Data mining is a branch of computer science that involves sorting through large amounts of electronic data to find patterns, establish relationships, and discover knowledge. It is a step in the process known as knowledge discovery in databases (KDD). Computer programmers who work in data mining seek to design software (programs) that can analyze large databases (collections of data) automatically.
Data mining uses techniques developed in artificial intelligence (AI), statistics, and other branches of computer science and mathematics. AI is the effort to design systems that process information in a manner similar to the way a person thinks. AI includes the study and application of methods for finding rules and patterns in data. Statistics involves constructing mathematical models of data and determining correlations. Correlation is a term used to describe the relation between two or more variable quantities that increase or decrease together. Data-mining specialists strive to apply these techniques to the analysis of billions of bits of computer data.
Data-mining techniques are commonly used to analyze consumer purchases and predict future buying behavior.

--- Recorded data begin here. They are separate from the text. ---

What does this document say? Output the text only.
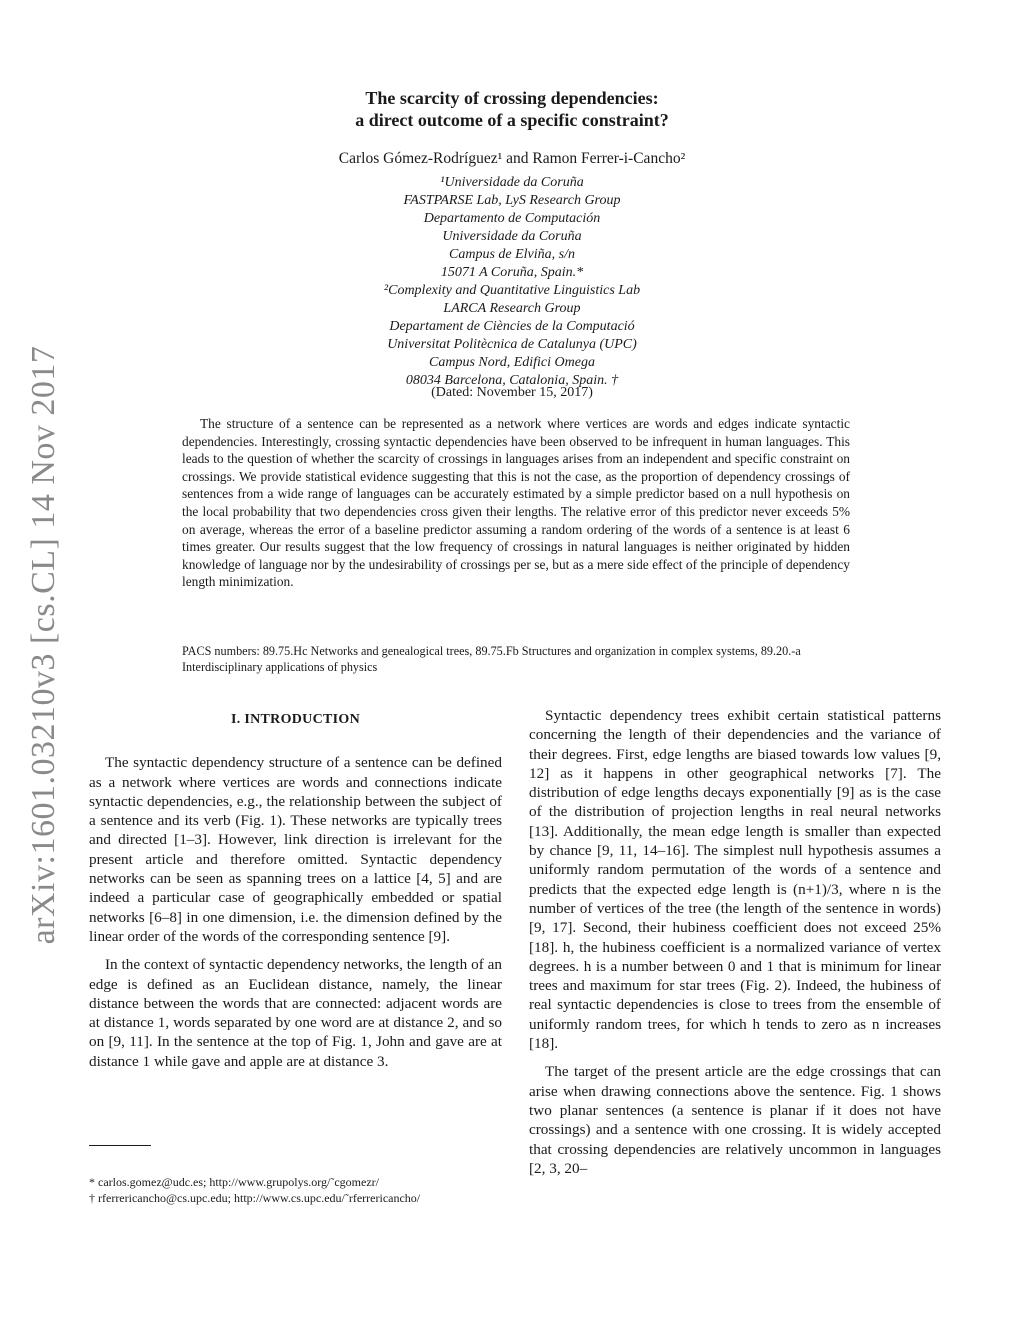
arXiv:1601.03210v3 [cs.CL] 14 Nov 2017
The scarcity of crossing dependencies:
a direct outcome of a specific constraint?
Carlos Gómez-Rodríguez¹ and Ramon Ferrer-i-Cancho²
¹Universidade da Coruña
FASTPARSE Lab, LyS Research Group
Departamento de Computación
Universidade da Coruña
Campus de Elviña, s/n
15071 A Coruña, Spain.*
²Complexity and Quantitative Linguistics Lab
LARCA Research Group
Departament de Ciències de la Computació
Universitat Politècnica de Catalunya (UPC)
Campus Nord, Edifici Omega
08034 Barcelona, Catalonia, Spain. †
(Dated: November 15, 2017)

The structure of a sentence can be represented as a network where vertices are words and edges indicate syntactic dependencies. Interestingly, crossing syntactic dependencies have been observed to be infrequent in human languages. This leads to the question of whether the scarcity of crossings in languages arises from an independent and specific constraint on crossings. We provide statistical evidence suggesting that this is not the case, as the proportion of dependency crossings of sentences from a wide range of languages can be accurately estimated by a simple predictor based on a null hypothesis on the local probability that two dependencies cross given their lengths. The relative error of this predictor never exceeds 5% on average, whereas the error of a baseline predictor assuming a random ordering of the words of a sentence is at least 6 times greater. Our results suggest that the low frequency of crossings in natural languages is neither originated by hidden knowledge of language nor by the undesirability of crossings per se, but as a mere side effect of the principle of dependency length minimization.

PACS numbers: 89.75.Hc Networks and genealogical trees, 89.75.Fb Structures and organization in complex systems, 89.20.-a Interdisciplinary applications of physics
I. INTRODUCTION

The syntactic dependency structure of a sentence can be defined as a network where vertices are words and connections indicate syntactic dependencies, e.g., the relationship between the subject of a sentence and its verb (Fig. 1). These networks are typically trees and directed [1–3]. However, link direction is irrelevant for the present article and therefore omitted. Syntactic dependency networks can be seen as spanning trees on a lattice [4, 5] and are indeed a particular case of geographically embedded or spatial networks [6–8] in one dimension, i.e. the dimension defined by the linear order of the words of the corresponding sentence [9].

In the context of syntactic dependency networks, the length of an edge is defined as an Euclidean distance, namely, the linear distance between the words that are connected: adjacent words are at distance 1, words separated by one word are at distance 2, and so on [9, 11]. In the sentence at the top of Fig. 1, John and gave are at distance 1 while gave and apple are at distance 3.

Syntactic dependency trees exhibit certain statistical patterns concerning the length of their dependencies and the variance of their degrees. First, edge lengths are biased towards low values [9, 12] as it happens in other geographical networks [7]. The distribution of edge lengths decays exponentially [9] as is the case of the distribution of projection lengths in real neural networks [13]. Additionally, the mean edge length is smaller than expected by chance [9, 11, 14–16]. The simplest null hypothesis assumes a uniformly random permutation of the words of a sentence and predicts that the expected edge length is (n+1)/3, where n is the number of vertices of the tree (the length of the sentence in words) [9, 17]. Second, their hubiness coefficient does not exceed 25% [18]. h, the hubiness coefficient is a normalized variance of vertex degrees. h is a number between 0 and 1 that is minimum for linear trees and maximum for star trees (Fig. 2). Indeed, the hubiness of real syntactic dependencies is close to trees from the ensemble of uniformly random trees, for which h tends to zero as n increases [18].

The target of the present article are the edge crossings that can arise when drawing connections above the sentence. Fig. 1 shows two planar sentences (a sentence is planar if it does not have crossings) and a sentence with one crossing. It is widely accepted that crossing dependencies are relatively uncommon in languages [2, 3, 20–

* carlos.gomez@udc.es; http://www.grupolys.org/˜cgomezr/
† rferrericancho@cs.upc.edu; http://www.cs.upc.edu/˜rferrericancho/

For example, researchers mine large supermarket databases to discover what combinations of items often appear in the same shopping basket. In other words, they seek to determine what groups of items certain consumers tend to purchase. Supermarkets can then use this “market basket analysis” to try to increase their sales by putting linked items next to each other on store shelves.
Data mining is also applied to scientific data. For example, experiments in molecular biology generate large amounts of information on how hundreds of genes behave under various conditions. Researchers mine this data to try to discover the function of individual genes.
A number of World Wide Web search engines use data-mining techniques. For example, the Google search engine analyzes data on the billions of links (interactive connections) between Web pages to determine which pages are the most popular. This discovered knowledge is used to rank search results.
During the 1970’s and 1980’s, increasing amounts of commercial, industrial, and scientific data were being stored in computer databases. In the 1990’s, programmers began to develop data-mining software as a means of discovering interesting patterns in these large databases.